(M. Pinci) – Più Pasolini che Totti, più teatri che stadi. Quando domani sera entrerà all’Olimpico alla guida del Bayern per la prima da avversario dei giallorossi, difficilmente Pep Guardiola riuscirà ad attingere a un campionario di ricordi di quello stadio, di quel pubblico. In fondo nei sei mesi passati da calciatore nella capitale, tra il 2002 e il 2003, sul campo ha trascorso la miseria di 229 minuti, divisi in appena 4 gare. Silenzioso, quasi invisibile: così lo ricorda a Trigoria chi c’era ieri e oggi è ancora lì. Sei mesi arrivando a parametro zero dal Brescia prima di supplicare la società di lasciarcelo tornare: eppure Roma l’ha vissuta avidamente, curioso di conoscere il più possibile della città, scoprirne immagini, odori e soprattutto sapori. In una notte di Bilbao, amichevole estiva di precampionato, a un giornalista che in hotel gli chiedeva considerazioni sulla squadra replicò: «Dopo ne parliamo, prima mi racconta come si fa la pasta alla carbonara?». La passione per la cucina romana l’ha poi coltivata durante lunghe cene con Franco Baldini, all’epoca direttore sportivo romanista, tra un Georges Simenon e un Leonard Cohen. La prima volta a San Lorenzo, quartiere storico e popolare, nel mitico ristorante Pommidoro, il tempio che accolse le notti di Pier Paolo Pasolini. Un tuffo in un mondo che lo spagnolo conosceva solo su pellicola: eppure a Roma sembrava di essersi preparato tutta la vita. Forse perché si erano sfiorati anni prima, nel ‘98, quando Sensi offrì 300 milioni di pesetas senza riuscire a strapparlo al Barcellona, ma certo quel muscolo vibrante di storia antica e contemporanea, tra Fori e Dolce Vita, lo affascinava da sempre.

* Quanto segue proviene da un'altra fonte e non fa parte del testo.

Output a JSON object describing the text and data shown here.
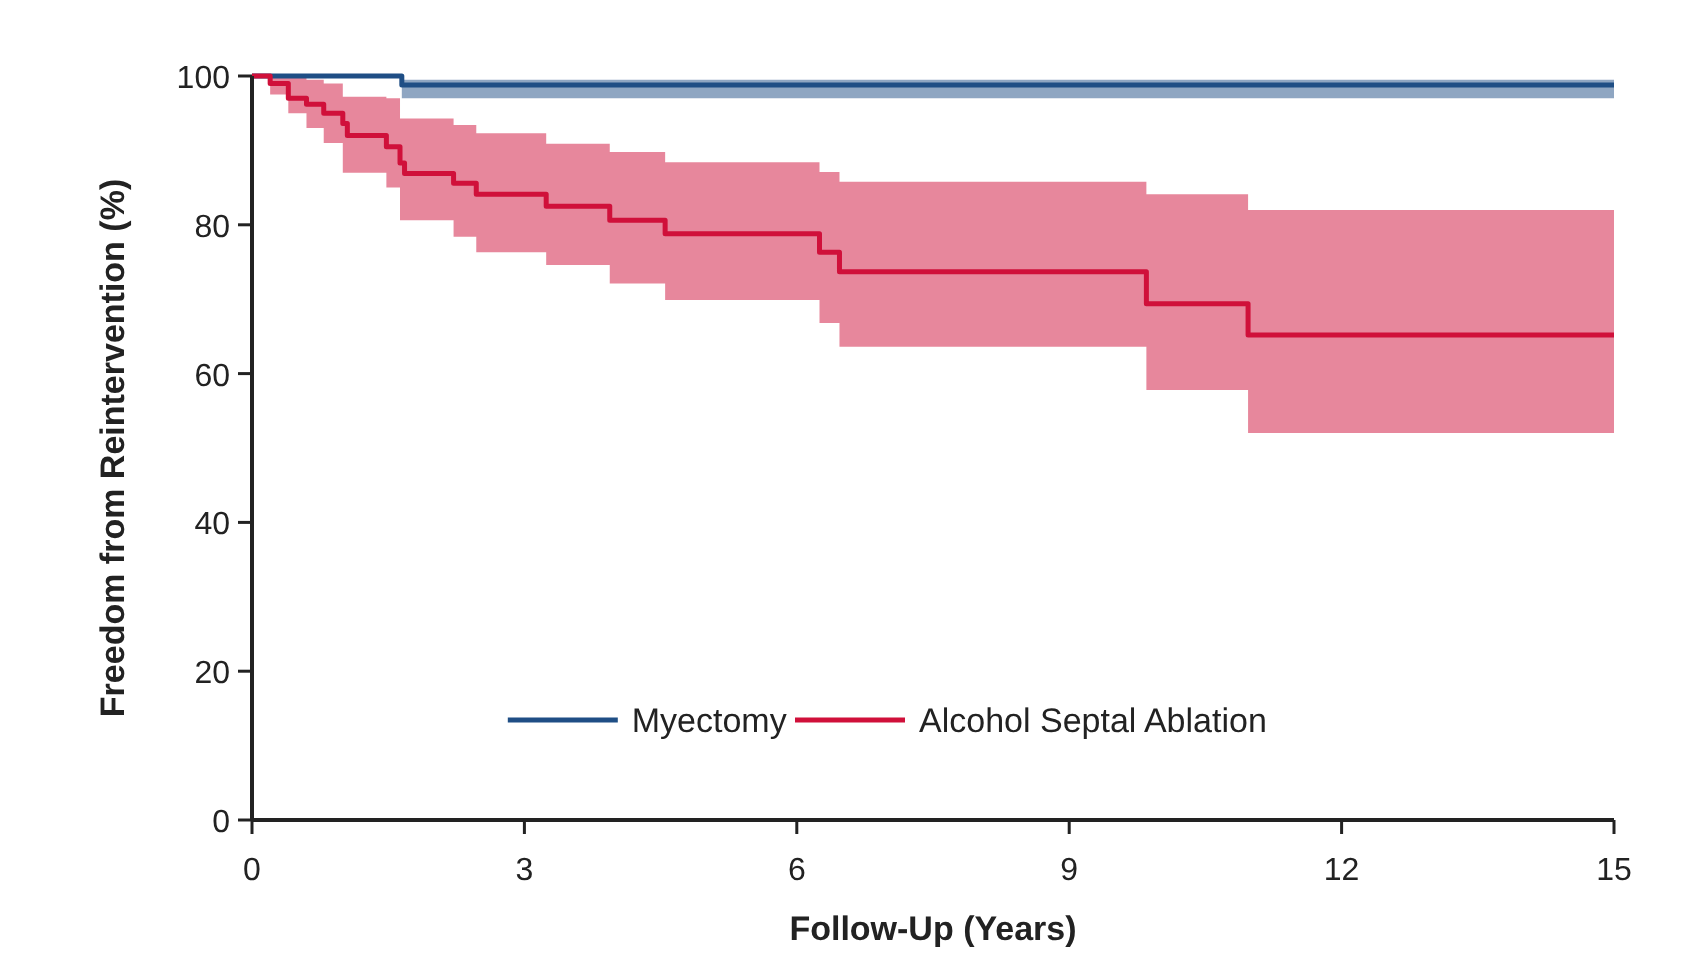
{
  "chart_data": {
    "type": "step",
    "xlabel": "Follow-Up (Years)",
    "ylabel": "Freedom from Reintervention (%)",
    "xlim": [
      0,
      15
    ],
    "xticks": [
      0,
      3,
      6,
      9,
      12,
      15
    ],
    "ylim": [
      0,
      100
    ],
    "yticks": [
      0,
      20,
      40,
      60,
      80,
      100
    ],
    "grid": false,
    "legend": "bottom",
    "marker": "none",
    "line_style": "solid",
    "series": [
      {
        "name": "Myectomy",
        "color": "#1f4e85",
        "x": [
          0,
          1.65,
          15
        ],
        "values": [
          100,
          98.8,
          98.8
        ],
        "upper": [
          100,
          99.5,
          99.5
        ],
        "lower": [
          100,
          97,
          97
        ]
      },
      {
        "name": "Alcohol Septal Ablation",
        "color": "#d0103a",
        "x": [
          0,
          0.2,
          0.4,
          0.6,
          0.79,
          1.0,
          1.05,
          1.48,
          1.63,
          1.68,
          2.22,
          2.47,
          3.24,
          3.94,
          4.55,
          6.25,
          6.47,
          9.85,
          10.97,
          15
        ],
        "values": [
          100,
          99,
          97,
          96.2,
          95,
          93.6,
          92,
          90.5,
          88.3,
          86.9,
          85.6,
          84.1,
          82.5,
          80.6,
          78.8,
          76.3,
          73.7,
          69.4,
          65.2,
          65.2
        ],
        "upper": [
          100,
          100,
          100,
          99.5,
          99,
          97.2,
          97.2,
          97,
          94.3,
          94.3,
          93.4,
          92.3,
          90.9,
          89.8,
          88.4,
          87.1,
          85.8,
          84.1,
          82,
          82
        ],
        "lower": [
          100,
          97.5,
          95,
          93,
          91,
          87,
          87,
          85,
          80.6,
          80.6,
          78.4,
          76.3,
          74.6,
          72.1,
          69.9,
          66.8,
          63.6,
          57.8,
          52,
          52
        ]
      }
    ]
  }
}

Ne conosceva anche i suoni: per credere domandare a Francesco De Gregori, che se lo ritrovò davanti, una sera, con gli occhi spalancati a dirgli «sono un suo ammiratore». Difficile crederlo per il Principe, deve averlo capito lo stesso Guardiola, che per convincerlo improvvisò qualche nota di alcune sue canzoni: sufficienti a lasciare senza parole il cantautore. Pochissime discoteche, tanti teatri: niente serate al Piper Club, meglio l’Ambra Jovinelli. La squadra stanziata alla periferia sud tra l’Eur e Casal Palocco, lui lontanissimo, seguendo il consiglio del solito Baldini: «Pep, resta in centro, la vera Roma è qui». Così il “medio-centro” che solo un anno prima aveva salutato la casa madre Barça con la gente in piedi e il coro di With or without you degli U2 a riempire il Camp Nou, si convinse a prendere casa a due passi dal Pantheon, tra un caffè al bar Sant’Eustachio e un occhio al Caravaggio di San Luigi dei Francesi. Trigoria era lontana, fisicamente e nei pensieri: sarà stata quell’accoglienza da dopato, con domande affilate fin dalla prima conferenza stampa sulla positività al nandrolone che lo aveva costretto a una squalifica di 4 mesi e a sostenere visite mediche infinite nei laboratori dell’Acqua Acetosa. Sarà che nella Roma che stentava Capello lo vedeva poco («Troppo lento»)preferendogli i muscoli di Emerson, Tommasi, persino del carneade brasiliano Lima.
Sarà che in testa Pep aveva già altro: «Era pronto per fare l’allenatore — ricorda l’ex attaccante Marco Delvecchio, suo compagno in quei giorni romani — se capitavi in panchina vicino a lui lo sentivi, sapeva sempre dove intervenire quando la squadra non andava. Aveva una propria idea di calcio chiara, vedeva prima degli altri come sarebbe andata la partita». In quei giorni, forse, Guardiola capì che Roma poteva diventare la sua palestra mentale: passava ore a parlare con i ragazzi aggregati in prima squadra, quello che poi avrebbe replicato nella cantera del Barça, spiegando il gioco che aveva in mente. Uno di loro aveva vent’anni e giocava nel suo ruolo, “medio-centro”: correndo lungo il campo con lui in allenamento gli parlava di possesso palla e transizioni al ritmo di passaggi corti e rapidi, di centrocampisti vicini e inserimenti veloci. Era l’idea embrionale del tiki-taka che avrebbe scritto la storia del Barcellona. Daniele De Rossi, a distanza di undici anni, ancora se lo ricorda.